Follow the steps below to use TiDB Lightning to load data:

  1. Modify the BenchmarkSQL configuration file.

    The CSV file of one warehouse requires 77 MB of disk space. To ensure sufficient disk space, add a line to the benchmarksql/run/props.mysql file:

    fileLocation=/home/user/csv/  # The absolute path of the directory where your CSV files are stored
    

    It is recommended that the CSV file names adhere to the naming rules in Lightning, that is, {database}.{table}.csv, because eventually you'll use Lightning to load data. Here you can modify the above configuration as follows:

    fileLocation=/home/user/csv/tpcc.  # The absolute path of the directory where your CSV files are stored + the file name prefix (database)
    

    This will generate CSV files with a naming style such as tpcc.bmsql_warehouse.csv.

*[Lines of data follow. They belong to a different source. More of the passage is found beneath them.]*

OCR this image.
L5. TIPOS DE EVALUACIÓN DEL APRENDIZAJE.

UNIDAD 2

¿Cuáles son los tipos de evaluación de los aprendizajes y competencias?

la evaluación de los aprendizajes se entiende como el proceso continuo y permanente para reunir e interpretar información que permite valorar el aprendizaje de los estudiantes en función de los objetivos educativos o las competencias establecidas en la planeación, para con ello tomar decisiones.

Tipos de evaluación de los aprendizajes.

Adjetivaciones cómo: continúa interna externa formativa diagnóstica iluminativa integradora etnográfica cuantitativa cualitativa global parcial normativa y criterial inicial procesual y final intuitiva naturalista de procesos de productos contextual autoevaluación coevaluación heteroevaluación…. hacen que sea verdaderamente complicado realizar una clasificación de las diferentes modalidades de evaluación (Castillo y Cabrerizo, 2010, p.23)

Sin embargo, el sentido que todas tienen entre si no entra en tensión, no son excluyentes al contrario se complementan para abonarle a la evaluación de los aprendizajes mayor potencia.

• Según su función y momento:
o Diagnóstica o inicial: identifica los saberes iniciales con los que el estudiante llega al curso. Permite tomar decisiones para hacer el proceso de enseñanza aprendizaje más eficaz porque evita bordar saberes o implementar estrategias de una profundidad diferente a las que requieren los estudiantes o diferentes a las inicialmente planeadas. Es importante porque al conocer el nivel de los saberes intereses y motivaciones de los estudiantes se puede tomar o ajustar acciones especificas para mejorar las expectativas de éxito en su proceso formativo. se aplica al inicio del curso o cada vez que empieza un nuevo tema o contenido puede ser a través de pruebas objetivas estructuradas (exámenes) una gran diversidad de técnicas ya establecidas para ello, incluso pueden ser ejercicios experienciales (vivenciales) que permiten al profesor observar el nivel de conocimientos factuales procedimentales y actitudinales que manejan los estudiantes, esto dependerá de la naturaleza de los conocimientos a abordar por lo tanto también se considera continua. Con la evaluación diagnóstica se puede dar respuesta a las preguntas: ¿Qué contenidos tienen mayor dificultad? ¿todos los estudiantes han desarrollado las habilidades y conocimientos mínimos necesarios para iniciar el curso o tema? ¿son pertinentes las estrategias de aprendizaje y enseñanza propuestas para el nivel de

  2. Generate the CSV file.

    {{< copyable "shell-regular" >}}

    ./runLoader.sh props.mysql
  3. Use Lightning to load data.

    To load data using Lightning, see TiDB Lightning Deployment. The following steps introduce how to use TiDB Ansible to deploy Lightning and use Lightning to load data.

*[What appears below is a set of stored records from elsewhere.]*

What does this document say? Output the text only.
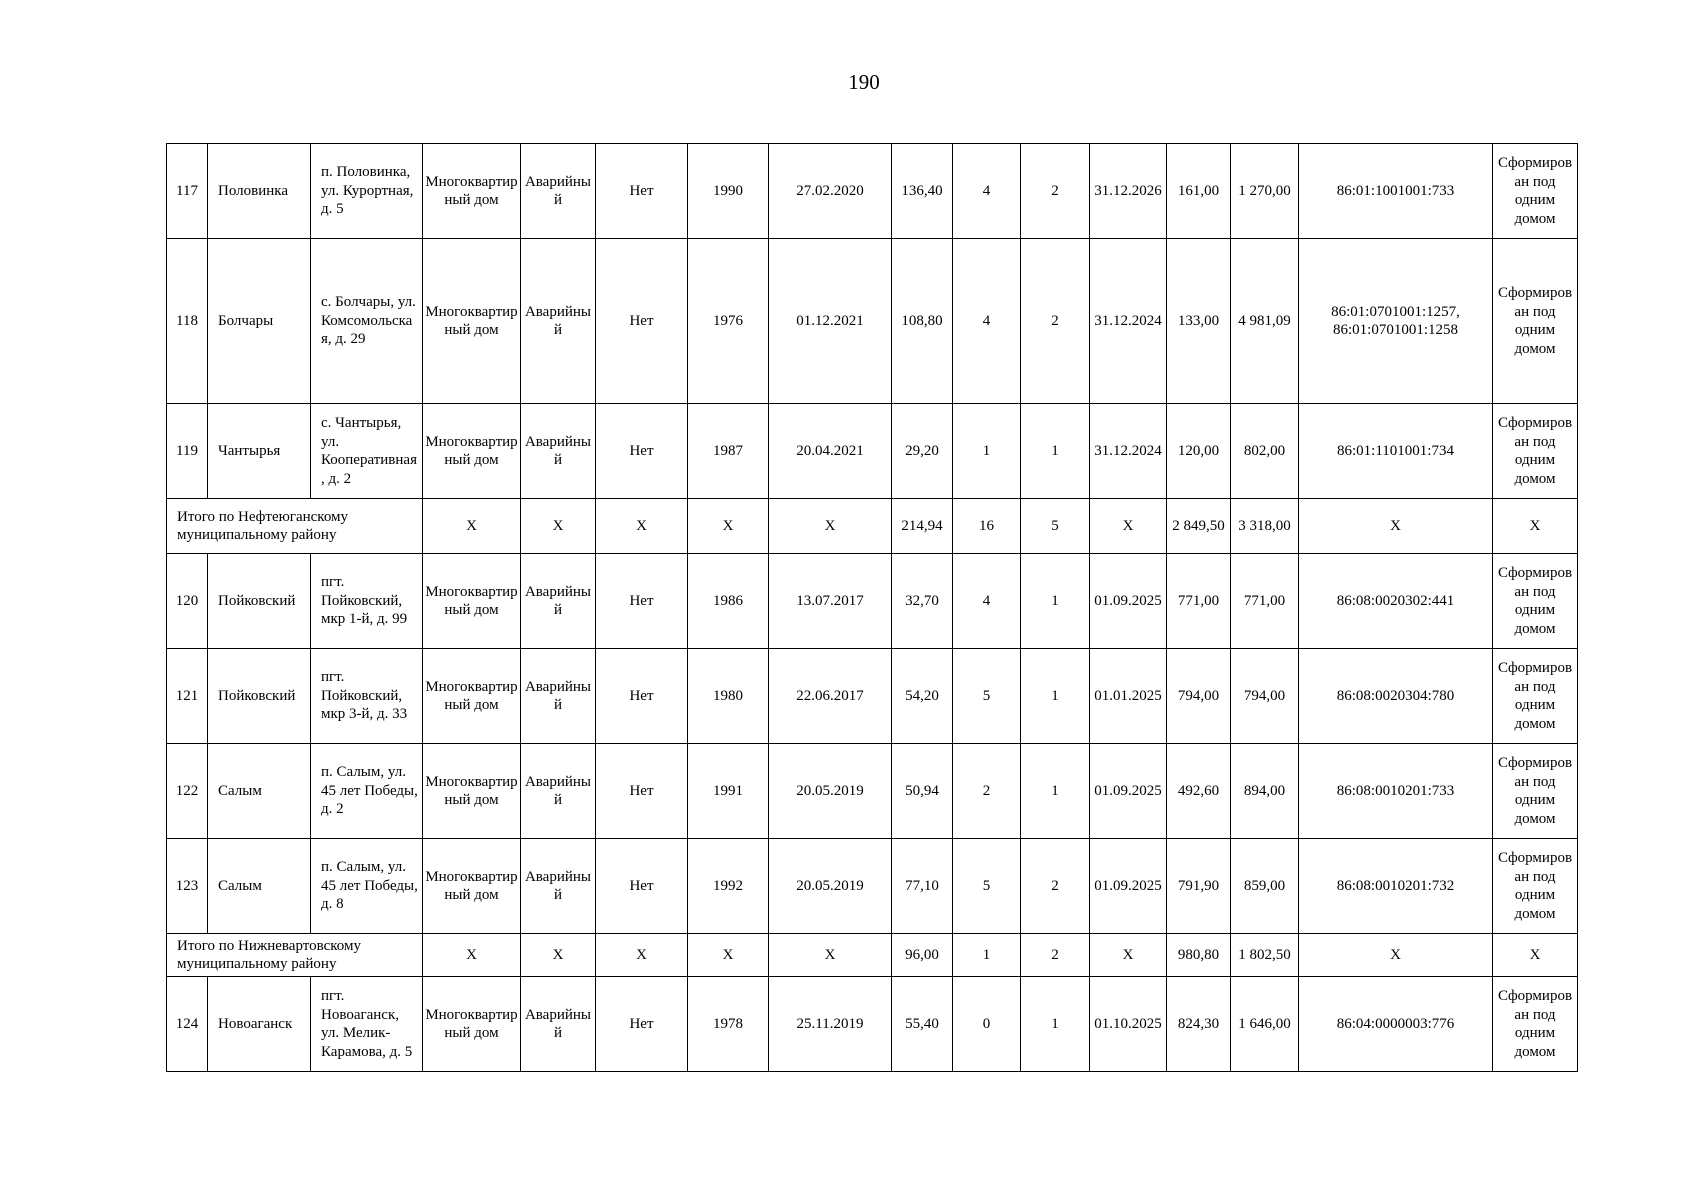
190
117	Половинка	п. Половинка, ул. Курортная, д. 5	Многоквартирный дом	Аварийный	Нет	1990	27.02.2020	136,40	4	2	31.12.2026	161,00	1 270,00	86:01:1001001:733	Сформирован под одним домом
118	Болчары	с. Болчары, ул. Комсомольская, д. 29	Многоквартирный дом	Аварийный	Нет	1976	01.12.2021	108,80	4	2	31.12.2024	133,00	4 981,09	86:01:0701001:1257, 86:01:0701001:1258	Сформирован под одним домом
119	Чантырья	с. Чантырья, ул. Кооперативная, д. 2	Многоквартирный дом	Аварийный	Нет	1987	20.04.2021	29,20	1	1	31.12.2024	120,00	802,00	86:01:1101001:734	Сформирован под одним домом
Итого по Нефтеюганскому муниципальному району			X	X	X	X	X	214,94	16	5	X	2 849,50	3 318,00	X	X
120	Пойковский	пгт. Пойковский, мкр 1-й, д. 99	Многоквартирный дом	Аварийный	Нет	1986	13.07.2017	32,70	4	1	01.09.2025	771,00	771,00	86:08:0020302:441	Сформирован под одним домом
121	Пойковский	пгт. Пойковский, мкр 3-й, д. 33	Многоквартирный дом	Аварийный	Нет	1980	22.06.2017	54,20	5	1	01.01.2025	794,00	794,00	86:08:0020304:780	Сформирован под одним домом
122	Салым	п. Салым, ул. 45 лет Победы, д. 2	Многоквартирный дом	Аварийный	Нет	1991	20.05.2019	50,94	2	1	01.09.2025	492,60	894,00	86:08:0010201:733	Сформирован под одним домом
123	Салым	п. Салым, ул. 45 лет Победы, д. 8	Многоквартирный дом	Аварийный	Нет	1992	20.05.2019	77,10	5	2	01.09.2025	791,90	859,00	86:08:0010201:732	Сформирован под одним домом
Итого по Нижневартовскому муниципальному району			X	X	X	X	X	96,00	1	2	X	980,80	1 802,50	X	X
124	Новоаганск	пгт. Новоаганск, ул. Мелик-Карамова, д. 5	Многоквартирный дом	Аварийный	Нет	1978	25.11.2019	55,40	0	1	01.10.2025	824,30	1 646,00	86:04:0000003:776	Сформирован под одним домом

    1. Edit inventory.ini.

      It is recommended to manually specify the deployed IP address, the port, and the deployment directory to avoid anomalies caused by conflicts. For the disk space of import_dir, see TiDB Lightning Deployment. data_source_dir refers to the directory where the CSV files are stored as mentioned before.

      [importer_server]
      IS1 ansible_host=172.16.5.34 deploy_dir=/data2/is1 tikv_importer_port=13323 import_dir=/data2/import
      [lightning_server]
      LS1 ansible_host=172.16.5.34 deploy_dir=/data2/ls1 tidb_lightning_pprof_port=23323 data_source_dir=/home/user/csv
    2. Edit conf/tidb-lightning.yml.

      mydumper:
          no-schema: true
          csv:
              separator: ','
              delimiter: ''
              header: false
              not-null: false
              'null': 'NULL'
              backslash-escape: true
              trim-last-separator: false
    3. Deploy Lightning and Importer.

      {{< copyable "shell-regular" >}}

      ansible-playbook deploy.yml --tags=lightning
    4. Start Lightning and Importer.

      • Log into the server where Lightning and Importer are deployed.
      • Enter the deployment directory.
      • Execute scripts/start_importer.sh under the Importer directory to start Importer.
      • Execute scripts/start_lightning.sh under the Lightning directory to begin to load data.

      Because you've used TiDB Ansible deployment method, you can see the loading progress of Lightning on the monitoring page, or check whether the loading process is completed through the log.

Fourth, after successfully loading data, you can run sql.common/test.sql to validate the correctness of the data. If all SQL statements return an empty result, then the data is correctly loaded.

Run the test

Run the following BenchmarkSQL test script:

{{< copyable "shell-regular" >}}

nohup ./runBenchmark.sh props.mysql &> test.log &

After the execution is finished, view the result using test.log:

07:09:53,455 [Thread-351] INFO   jTPCC : Term-00, Measured tpmC (NewOrders) = 77373.25
07:09:53,455 [Thread-351] INFO   jTPCC : Term-00, Measured tpmTOTAL = 171959.88
07:09:53,455 [Thread-351] INFO   jTPCC : Term-00, Session Start     = 2019-03-21 07:07:52
07:09:53,456 [Thread-351] INFO   jTPCC : Term-00, Session End       = 2019-03-21 07:09:53
07:09:53,456 [Thread-351] INFO   jTPCC : Term-00, Transaction Count = 345240

The value in the tpmC section is the testing result.

After the test completes, you can also run sql.common/test.sql to validate the correctness of the data. If all SQL statements return an empty result, then the testing of the data is correctly performed.